More Virtuous Smoothing

In the context of global optimization of mixed-integer nonlinear optimization formulations, we consider smoothing univariate functions $f$ that satisfy $f(0)=0$, $f$ is increasing and concave on $[0,+\infty)$, $f$ is twice differentiable on all of $(0,+\infty)$, but $f'(0)$ is undefined or intolerably large. The canonical examples are root functions $f(w):=w^p$, for $0<p<1$. We consider the earlier approach of defining a smoothing function $g$ that is identical with $f$ on $(\delta,+\infty)$, for some chosen $\delta>0$, then replacing the part of $f$ on $[0,\delta]$ with the unique homogeneous cubic, matching $f$, $f'$ and $f''$ at $\delta$. The parameter $\delta$ is used to control (i.e., upper bound) the derivative at 0 (which controls it on all of $[0,+\infty)$ when $g$ is concave).

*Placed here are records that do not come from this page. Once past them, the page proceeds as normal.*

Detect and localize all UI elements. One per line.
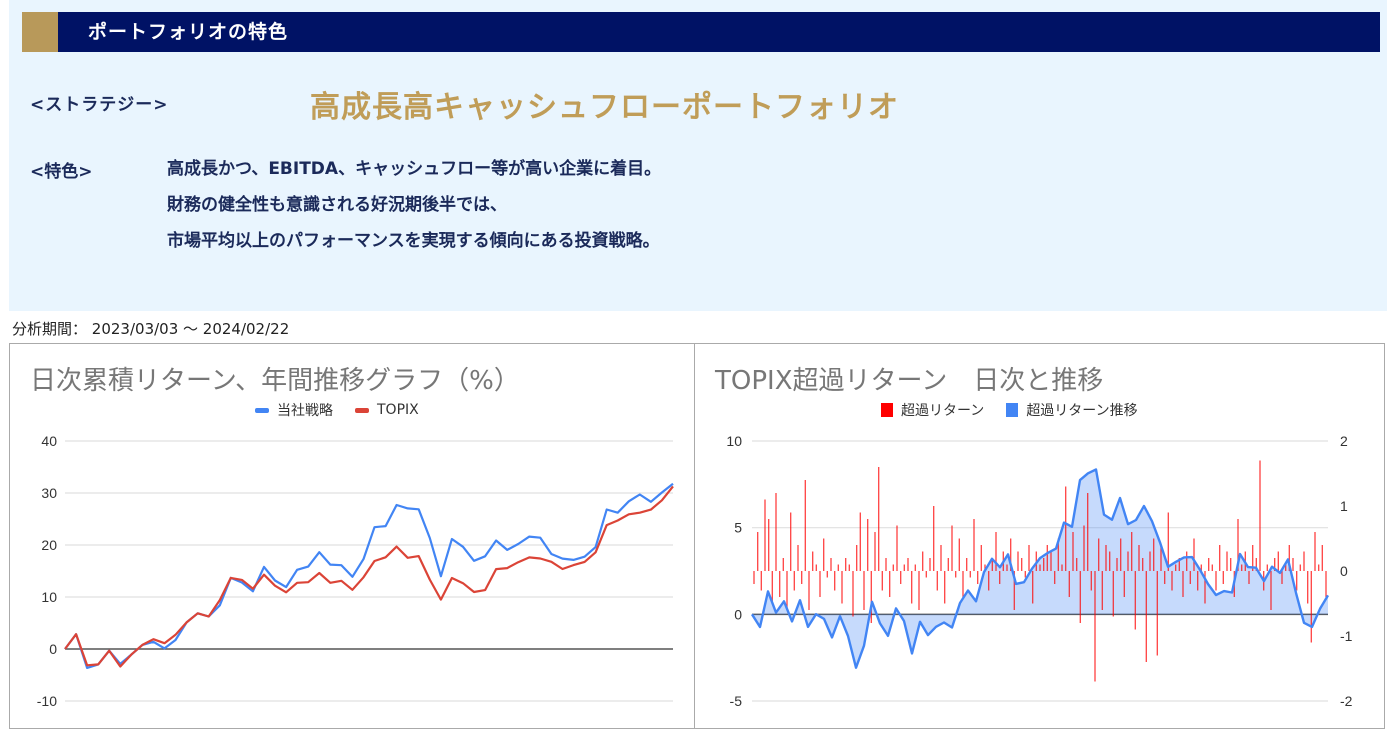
analysis-period: 分析期間： 2023/03/03 ～ 2024/02/22: [12, 318, 289, 339]
series-line: [63, 485, 674, 668]
legend-swatch-blue-icon: [255, 407, 269, 413]
chart-legend: 超過リターン 超過リターン推移: [881, 400, 1152, 420]
legend-label: 当社戦略: [277, 403, 333, 419]
section-title: ポートフォリオの特色: [88, 21, 289, 43]
chart-legend: 当社戦略 TOPIX: [255, 400, 433, 420]
period-value: 2023/03/03 ～ 2024/02/22: [91, 320, 290, 338]
y-tick-label: 0: [49, 641, 57, 657]
y-tick-label-right: 2: [1340, 433, 1348, 449]
legend-item-strategy[interactable]: 当社戦略: [255, 400, 333, 420]
legend-label: 超過リターン推移: [1026, 403, 1138, 419]
legend-item-excess-trend[interactable]: 超過リターン推移: [1006, 400, 1138, 420]
legend-label: 超過リターン: [901, 403, 985, 419]
legend-swatch-red-icon: [355, 407, 369, 413]
cumulative-return-chart: 日次累積リターン、年間推移グラフ（%） 当社戦略 TOPIX 40 30 20 10 0…: [9, 343, 695, 729]
legend-swatch-blue-icon: [1006, 403, 1019, 417]
y-tick-label-right: 0: [1340, 563, 1348, 579]
y-tick-label-right: -2: [1340, 693, 1353, 709]
trend-line: [750, 467, 1329, 669]
y-tick-label: 30: [41, 485, 57, 501]
y-tick-label-right: 1: [1340, 498, 1348, 514]
y-tick-label: 40: [41, 433, 57, 449]
strategy-label: <ストラテジー>: [30, 95, 169, 115]
y-tick-label: -10: [36, 693, 56, 709]
y-tick-label-right: -1: [1340, 628, 1353, 644]
features-label: <特色>: [30, 162, 93, 182]
legend-item-excess-return[interactable]: 超過リターン: [881, 400, 984, 420]
chart-title: TOPIX超過リターン 日次と推移: [715, 366, 1104, 396]
legend-swatch-red-icon: [881, 403, 893, 417]
legend-label: TOPIX: [377, 402, 419, 418]
feature-line: 高成長かつ、EBITDA、キャッシュフロー等が高い企業に着目。: [167, 159, 662, 179]
legend-item-topix[interactable]: TOPIX: [355, 402, 419, 418]
strategy-name: 高成長高キャッシュフローポートフォリオ: [310, 90, 899, 125]
y-tick-label-left: 10: [726, 433, 742, 449]
period-label: 分析期間：: [12, 320, 88, 338]
line-chart-plot: 40 30 20 10 0 -10: [36, 433, 674, 709]
y-tick-label-left: 0: [734, 606, 742, 622]
header-accent-block: [22, 12, 58, 52]
y-tick-label-left: -5: [729, 693, 742, 709]
y-tick-label: 10: [41, 589, 57, 605]
features-description: 高成長かつ、EBITDA、キャッシュフロー等が高い企業に着目。 財務の健全性も意…: [167, 157, 661, 265]
section-header: ポートフォリオの特色: [22, 12, 1380, 52]
feature-line: 財務の健全性も意識される好況期後半では、: [167, 195, 507, 215]
excess-return-chart: TOPIX超過リターン 日次と推移 超過リターン 超過リターン推移 10 5 0 -5…: [694, 343, 1385, 729]
y-tick-label: 20: [41, 537, 57, 553]
series-line: [63, 482, 674, 669]
y-tick-label-left: 5: [734, 519, 742, 535]
chart-title: 日次累積リターン、年間推移グラフ（%）: [30, 366, 520, 396]
feature-line: 市場平均以上のパフォーマンスを実現する傾向にある投資戦略。: [167, 231, 660, 251]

Our main results: (i) we weaken an earlier sufficient condition to give a necessary and sufficient condition for the piecewise function $g$ to be increasing and concave; (ii) we give a general sufficient condition for $g'(0)$ to be decreasing in the smoothing parameter $\delta$; under the same condition, we demonstrate that the worst-case error of $g$ as an estimate of $f$ is increasing in $\delta$; (iii) we give a general sufficient condition for $g$ to underestimate $f$; (iv) we give a general sufficient condition for $g$ to dominate the simple `shift smoothing' $h(w):=f(w+\lambda)-f(\lambda)$ ($\lambda>0$), when the parameters $\delta$ and $\lambda$ are chosen `fairly' --- i.e., so that $g'(0)=h'(0)$. In doing so, we solve two natural open problems of Lee and Skipper (2016), concerning (iii) and (iv) for root functions.